Oh….and I acquired a competitor. PranksAnonymous.com is now a Rain Parade Company. Someday, maybe we can do a story on taking over a company. What. A. Shit. Show.

All in all, we are incredibly proud to still be standing after six years.

What have been your biggest lessons learned in the last year?

Aside from the standard answer of Covid, supply chain issues, and delivery headaches, I have had some doozy mistakes and slip-ups in the last year. To sum things up:

  • Don’t try to do too much. You’ll just end up doing everything poorly
  • Make sure you do your research on consultants and agencies.

I spent the better part of two years chasing fast ways to scale. Marketing “geniuses”. Tricks to the algorithm. Shady telegram groups that sell Instagram ads. You name it, I have done it. All that time and money spent taught me that nothing works as well as grinding it out. There is no quick fix and I don’t have some unicorn company that’s going to explode. I sell chocolate dicks. It’s a slow build or a fast backslide. Master one thing, then move to the next.

I’ve learned to breathe a little easier during the low time and understand that e-commerce is cyclical. I know that I can’t do everything anymore and have started to delegate. I ASK FOR HELP. This was huge and such a relief. Being a solo entrepreneur (I refuse to use the conjugated phase) is scary and lonely and it’s easy to isolate yourself when things are messy. Being able to let people take things off my plate has allowed me to have some space while also letting people into my day-to-day a bit. Just having some people who understand the process and can talk shop is so important.

What’s in the plans for the upcoming year, and the next 5 years?
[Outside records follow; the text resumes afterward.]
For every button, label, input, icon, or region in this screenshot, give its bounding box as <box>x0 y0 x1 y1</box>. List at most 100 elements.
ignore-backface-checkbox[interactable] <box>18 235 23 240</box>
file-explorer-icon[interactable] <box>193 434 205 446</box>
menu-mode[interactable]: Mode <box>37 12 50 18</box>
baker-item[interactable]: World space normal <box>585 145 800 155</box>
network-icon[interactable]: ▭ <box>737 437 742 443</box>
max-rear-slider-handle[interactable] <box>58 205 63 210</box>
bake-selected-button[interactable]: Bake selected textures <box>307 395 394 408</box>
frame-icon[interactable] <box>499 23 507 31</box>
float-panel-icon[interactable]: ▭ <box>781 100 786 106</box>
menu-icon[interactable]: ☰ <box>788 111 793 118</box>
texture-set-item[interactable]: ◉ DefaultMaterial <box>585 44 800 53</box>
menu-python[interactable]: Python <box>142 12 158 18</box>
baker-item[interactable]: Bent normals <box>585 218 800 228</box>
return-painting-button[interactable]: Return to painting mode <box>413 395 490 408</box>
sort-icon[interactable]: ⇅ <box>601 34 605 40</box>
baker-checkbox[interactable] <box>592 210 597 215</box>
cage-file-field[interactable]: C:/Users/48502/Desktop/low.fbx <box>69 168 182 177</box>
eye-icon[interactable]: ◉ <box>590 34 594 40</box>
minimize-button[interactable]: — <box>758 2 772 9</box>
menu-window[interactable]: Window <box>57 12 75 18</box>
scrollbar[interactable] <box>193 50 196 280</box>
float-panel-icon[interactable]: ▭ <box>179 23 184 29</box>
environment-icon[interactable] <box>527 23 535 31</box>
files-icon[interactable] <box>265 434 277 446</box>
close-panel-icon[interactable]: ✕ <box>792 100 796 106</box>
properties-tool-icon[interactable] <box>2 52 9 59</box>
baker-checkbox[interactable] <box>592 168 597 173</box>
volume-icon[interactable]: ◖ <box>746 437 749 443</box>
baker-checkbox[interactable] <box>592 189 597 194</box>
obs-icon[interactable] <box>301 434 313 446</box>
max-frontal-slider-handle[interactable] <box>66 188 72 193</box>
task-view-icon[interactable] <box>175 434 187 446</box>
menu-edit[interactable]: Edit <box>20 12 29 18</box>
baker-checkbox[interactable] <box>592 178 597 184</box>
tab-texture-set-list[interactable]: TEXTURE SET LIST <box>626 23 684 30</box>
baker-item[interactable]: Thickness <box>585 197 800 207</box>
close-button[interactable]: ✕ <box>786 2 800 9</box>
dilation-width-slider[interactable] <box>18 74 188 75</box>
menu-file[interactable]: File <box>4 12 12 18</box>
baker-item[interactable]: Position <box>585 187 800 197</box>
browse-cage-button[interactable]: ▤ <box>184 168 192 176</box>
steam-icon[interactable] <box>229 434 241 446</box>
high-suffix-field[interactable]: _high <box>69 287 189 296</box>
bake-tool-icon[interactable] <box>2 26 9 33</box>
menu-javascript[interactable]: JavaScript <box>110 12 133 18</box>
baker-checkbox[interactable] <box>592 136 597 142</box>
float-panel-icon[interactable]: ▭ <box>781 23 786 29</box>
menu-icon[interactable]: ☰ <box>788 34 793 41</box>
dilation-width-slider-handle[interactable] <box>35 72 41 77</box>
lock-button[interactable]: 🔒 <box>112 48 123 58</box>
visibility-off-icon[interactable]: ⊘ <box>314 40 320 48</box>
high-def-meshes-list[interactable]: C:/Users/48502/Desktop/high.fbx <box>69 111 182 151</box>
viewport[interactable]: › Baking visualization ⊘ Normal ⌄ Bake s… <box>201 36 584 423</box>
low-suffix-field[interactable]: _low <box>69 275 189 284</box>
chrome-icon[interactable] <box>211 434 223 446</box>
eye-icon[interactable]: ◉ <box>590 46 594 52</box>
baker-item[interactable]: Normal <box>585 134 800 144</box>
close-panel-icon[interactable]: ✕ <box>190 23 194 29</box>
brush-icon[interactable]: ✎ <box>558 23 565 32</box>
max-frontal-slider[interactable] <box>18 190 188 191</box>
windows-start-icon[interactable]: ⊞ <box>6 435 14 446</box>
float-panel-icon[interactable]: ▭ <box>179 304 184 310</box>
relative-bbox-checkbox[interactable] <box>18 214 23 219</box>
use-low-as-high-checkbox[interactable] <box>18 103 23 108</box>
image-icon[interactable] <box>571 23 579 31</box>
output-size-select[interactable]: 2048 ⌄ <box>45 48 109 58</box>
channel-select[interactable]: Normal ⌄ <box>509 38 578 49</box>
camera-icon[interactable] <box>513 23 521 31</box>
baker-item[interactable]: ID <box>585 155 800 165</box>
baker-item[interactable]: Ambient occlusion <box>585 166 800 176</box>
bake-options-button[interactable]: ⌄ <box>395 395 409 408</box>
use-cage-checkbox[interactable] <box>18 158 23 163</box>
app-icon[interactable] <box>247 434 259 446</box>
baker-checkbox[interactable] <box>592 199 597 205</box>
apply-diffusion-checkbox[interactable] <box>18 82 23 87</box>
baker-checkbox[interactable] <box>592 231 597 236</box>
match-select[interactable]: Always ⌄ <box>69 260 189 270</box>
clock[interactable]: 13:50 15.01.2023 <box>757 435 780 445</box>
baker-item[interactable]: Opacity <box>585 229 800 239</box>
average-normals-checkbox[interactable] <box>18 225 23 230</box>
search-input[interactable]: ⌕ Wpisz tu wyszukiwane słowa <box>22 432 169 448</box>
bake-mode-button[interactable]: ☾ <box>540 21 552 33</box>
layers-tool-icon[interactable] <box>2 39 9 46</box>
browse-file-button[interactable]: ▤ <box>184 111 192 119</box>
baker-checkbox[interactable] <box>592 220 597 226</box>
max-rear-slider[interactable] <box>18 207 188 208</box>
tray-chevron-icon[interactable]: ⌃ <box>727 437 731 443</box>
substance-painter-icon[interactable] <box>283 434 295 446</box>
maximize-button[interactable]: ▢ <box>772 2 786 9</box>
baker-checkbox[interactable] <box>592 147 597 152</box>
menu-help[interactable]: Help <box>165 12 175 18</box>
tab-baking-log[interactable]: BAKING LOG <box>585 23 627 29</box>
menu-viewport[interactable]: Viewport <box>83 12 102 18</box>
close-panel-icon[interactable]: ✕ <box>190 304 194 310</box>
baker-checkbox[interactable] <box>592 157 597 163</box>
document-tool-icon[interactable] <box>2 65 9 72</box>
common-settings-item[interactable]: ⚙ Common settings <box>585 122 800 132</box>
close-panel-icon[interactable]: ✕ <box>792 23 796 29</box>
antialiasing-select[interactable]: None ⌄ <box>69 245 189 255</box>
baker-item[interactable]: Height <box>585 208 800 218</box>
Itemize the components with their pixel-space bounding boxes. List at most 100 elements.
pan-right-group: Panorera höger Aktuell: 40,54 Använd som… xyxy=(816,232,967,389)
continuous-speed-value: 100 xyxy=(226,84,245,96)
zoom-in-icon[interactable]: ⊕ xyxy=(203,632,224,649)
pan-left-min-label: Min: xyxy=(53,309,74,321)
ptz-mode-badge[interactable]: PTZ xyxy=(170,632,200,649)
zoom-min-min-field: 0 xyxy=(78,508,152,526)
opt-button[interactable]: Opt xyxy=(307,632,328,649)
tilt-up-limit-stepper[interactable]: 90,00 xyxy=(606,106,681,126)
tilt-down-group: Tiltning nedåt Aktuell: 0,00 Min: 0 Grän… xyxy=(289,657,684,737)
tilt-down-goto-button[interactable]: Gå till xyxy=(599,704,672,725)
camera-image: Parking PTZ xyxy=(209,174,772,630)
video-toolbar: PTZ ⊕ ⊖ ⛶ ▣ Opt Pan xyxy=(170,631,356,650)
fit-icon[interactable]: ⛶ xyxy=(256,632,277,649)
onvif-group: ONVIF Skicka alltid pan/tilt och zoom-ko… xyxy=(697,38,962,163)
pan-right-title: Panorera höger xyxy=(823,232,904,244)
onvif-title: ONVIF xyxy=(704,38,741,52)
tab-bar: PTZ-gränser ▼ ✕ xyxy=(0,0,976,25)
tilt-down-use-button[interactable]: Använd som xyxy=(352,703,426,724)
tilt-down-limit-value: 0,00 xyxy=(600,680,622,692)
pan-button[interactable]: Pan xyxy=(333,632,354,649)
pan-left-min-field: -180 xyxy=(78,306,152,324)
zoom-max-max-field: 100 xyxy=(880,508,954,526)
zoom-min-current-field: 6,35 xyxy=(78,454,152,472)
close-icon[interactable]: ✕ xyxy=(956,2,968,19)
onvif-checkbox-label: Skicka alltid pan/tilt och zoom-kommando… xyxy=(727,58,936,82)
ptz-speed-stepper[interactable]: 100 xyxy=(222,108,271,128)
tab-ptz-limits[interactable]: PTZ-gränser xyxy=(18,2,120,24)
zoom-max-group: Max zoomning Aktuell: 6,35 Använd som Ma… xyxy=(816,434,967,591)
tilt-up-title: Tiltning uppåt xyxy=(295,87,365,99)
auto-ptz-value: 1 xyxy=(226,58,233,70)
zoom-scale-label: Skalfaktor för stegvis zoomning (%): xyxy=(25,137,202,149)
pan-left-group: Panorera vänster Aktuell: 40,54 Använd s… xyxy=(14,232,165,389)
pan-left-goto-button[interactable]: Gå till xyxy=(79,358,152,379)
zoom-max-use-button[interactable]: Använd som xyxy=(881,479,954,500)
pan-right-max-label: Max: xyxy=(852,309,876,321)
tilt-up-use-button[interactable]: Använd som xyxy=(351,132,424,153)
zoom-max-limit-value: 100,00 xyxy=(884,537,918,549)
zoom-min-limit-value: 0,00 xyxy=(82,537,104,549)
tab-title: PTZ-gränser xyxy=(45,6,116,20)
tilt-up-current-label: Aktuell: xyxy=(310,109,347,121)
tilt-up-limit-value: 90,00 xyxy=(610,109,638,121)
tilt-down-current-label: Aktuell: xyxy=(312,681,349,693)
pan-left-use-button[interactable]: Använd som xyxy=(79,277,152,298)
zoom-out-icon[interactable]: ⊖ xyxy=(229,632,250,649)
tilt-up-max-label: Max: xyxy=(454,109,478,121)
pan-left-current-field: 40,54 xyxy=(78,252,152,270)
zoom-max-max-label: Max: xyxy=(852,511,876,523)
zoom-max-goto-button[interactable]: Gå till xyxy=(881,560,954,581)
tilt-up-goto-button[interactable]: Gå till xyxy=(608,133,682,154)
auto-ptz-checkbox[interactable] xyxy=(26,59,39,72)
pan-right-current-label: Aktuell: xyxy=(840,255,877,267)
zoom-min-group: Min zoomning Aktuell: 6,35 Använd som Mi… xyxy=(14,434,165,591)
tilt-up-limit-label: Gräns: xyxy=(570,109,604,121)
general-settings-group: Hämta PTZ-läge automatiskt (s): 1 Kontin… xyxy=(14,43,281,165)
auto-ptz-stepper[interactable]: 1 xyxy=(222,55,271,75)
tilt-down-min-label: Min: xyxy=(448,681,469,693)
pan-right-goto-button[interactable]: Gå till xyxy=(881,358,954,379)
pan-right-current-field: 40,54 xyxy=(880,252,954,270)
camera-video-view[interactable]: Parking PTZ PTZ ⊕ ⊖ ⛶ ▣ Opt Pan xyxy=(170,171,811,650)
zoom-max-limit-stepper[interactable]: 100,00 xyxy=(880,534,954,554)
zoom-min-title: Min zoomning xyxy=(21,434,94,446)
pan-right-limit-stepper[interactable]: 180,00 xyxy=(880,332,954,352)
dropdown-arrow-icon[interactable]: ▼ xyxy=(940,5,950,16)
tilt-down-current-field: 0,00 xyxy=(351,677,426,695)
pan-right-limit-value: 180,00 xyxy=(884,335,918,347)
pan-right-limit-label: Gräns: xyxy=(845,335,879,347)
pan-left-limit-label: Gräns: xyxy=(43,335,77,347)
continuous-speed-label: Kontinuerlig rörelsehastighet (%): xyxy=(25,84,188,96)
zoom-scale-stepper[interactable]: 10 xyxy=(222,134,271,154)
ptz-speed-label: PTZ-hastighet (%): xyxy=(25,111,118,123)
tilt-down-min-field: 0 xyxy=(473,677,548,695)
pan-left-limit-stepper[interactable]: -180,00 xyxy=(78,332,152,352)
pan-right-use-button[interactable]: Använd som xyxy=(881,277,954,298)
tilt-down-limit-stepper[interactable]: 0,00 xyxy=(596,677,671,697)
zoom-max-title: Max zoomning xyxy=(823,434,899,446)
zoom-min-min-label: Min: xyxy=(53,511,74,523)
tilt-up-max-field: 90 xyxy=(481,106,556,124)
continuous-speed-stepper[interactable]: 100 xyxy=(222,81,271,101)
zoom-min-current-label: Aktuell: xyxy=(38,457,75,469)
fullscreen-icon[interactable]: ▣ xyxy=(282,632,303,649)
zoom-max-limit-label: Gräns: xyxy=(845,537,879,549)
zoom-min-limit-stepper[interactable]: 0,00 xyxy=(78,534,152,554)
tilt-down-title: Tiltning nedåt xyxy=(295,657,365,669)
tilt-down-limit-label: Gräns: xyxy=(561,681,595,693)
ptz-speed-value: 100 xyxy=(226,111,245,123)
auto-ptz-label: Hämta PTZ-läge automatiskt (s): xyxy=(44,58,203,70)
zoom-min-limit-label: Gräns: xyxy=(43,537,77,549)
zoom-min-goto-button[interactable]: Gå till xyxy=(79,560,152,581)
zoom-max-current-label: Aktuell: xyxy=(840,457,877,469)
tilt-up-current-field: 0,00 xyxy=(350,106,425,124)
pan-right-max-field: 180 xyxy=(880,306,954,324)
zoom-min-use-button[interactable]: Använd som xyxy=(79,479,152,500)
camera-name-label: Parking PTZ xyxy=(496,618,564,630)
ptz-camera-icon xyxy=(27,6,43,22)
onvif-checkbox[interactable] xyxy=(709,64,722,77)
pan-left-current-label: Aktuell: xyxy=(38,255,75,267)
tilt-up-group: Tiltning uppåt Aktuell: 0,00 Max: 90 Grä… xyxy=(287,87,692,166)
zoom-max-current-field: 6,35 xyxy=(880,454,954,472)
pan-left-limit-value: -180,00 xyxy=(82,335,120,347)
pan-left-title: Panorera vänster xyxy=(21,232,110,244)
My favorite part of this wonky little life is that I get to think up funny products all the time. That’s what makes me the happiest. We have tons of products in the hopper and will be releasing them on both DickAtYourDoor and PranksAnonymous throughout the year. New card designs and occasions, more chocolates like our Salted caramel chocolate nut snack (suck on my chocolate salty balls anyone), and expanding into some fun little merch projects. Some will do ok and some will fail miserably, but that’s part of the process.

I believe that those who succeed aren’t always the smartest in the room, but the most stubborn. The ones who “win” are the ones who can get beat to hell and keep going to work.

As for the future? I just want to remain profitable and grow responsibly. I’ve tried to sprint to the finish and the results are devastating. Now it’s slow and steady wins the race. That’s what excites me. That and getting to 5M a year in rev. I guess that’s one thing. That’d be pretty rad. Think I’ll get a penis tattoo like the ones we used to draw on each other’s notebooks in school if that ever happens.

Have you read any good books in the last year?

I read to escape anymore, so I don’t have much on the personal and business growth front. Just over here reading fantasy novels and getting made fun of by my fiancé for it.

Advice for other entrepreneurs who might be struggling to grow their business?

Two things that have helped me in downtimes or during periods where I felt like I had no idea what I was doing.

  1. You don’t have to be the biggest and best in your niche. This was such an important epiphany for me. I had spent years trying to become the biggest player in the gag gift/prank niche. I was spending money trying to scale on things that just weren’t able to scale because I thought I needed to have more visibility. More customers. More “clout”. Turns out that getting just a small piece of the niche means I have the ability to pay my employees and build a business responsibly. Being able to take a breath and slow down has made things so much more manageable.
  2. Persistence pays off. 99% of small businesses. Many of those businesses are started by brilliant people who have unique and beautiful products, services, or ideas. I believe that those who succeed aren’t always the smartest in the room, but the most stubborn. The ones who “win” are the ones who can get beat to hell and keep going to work.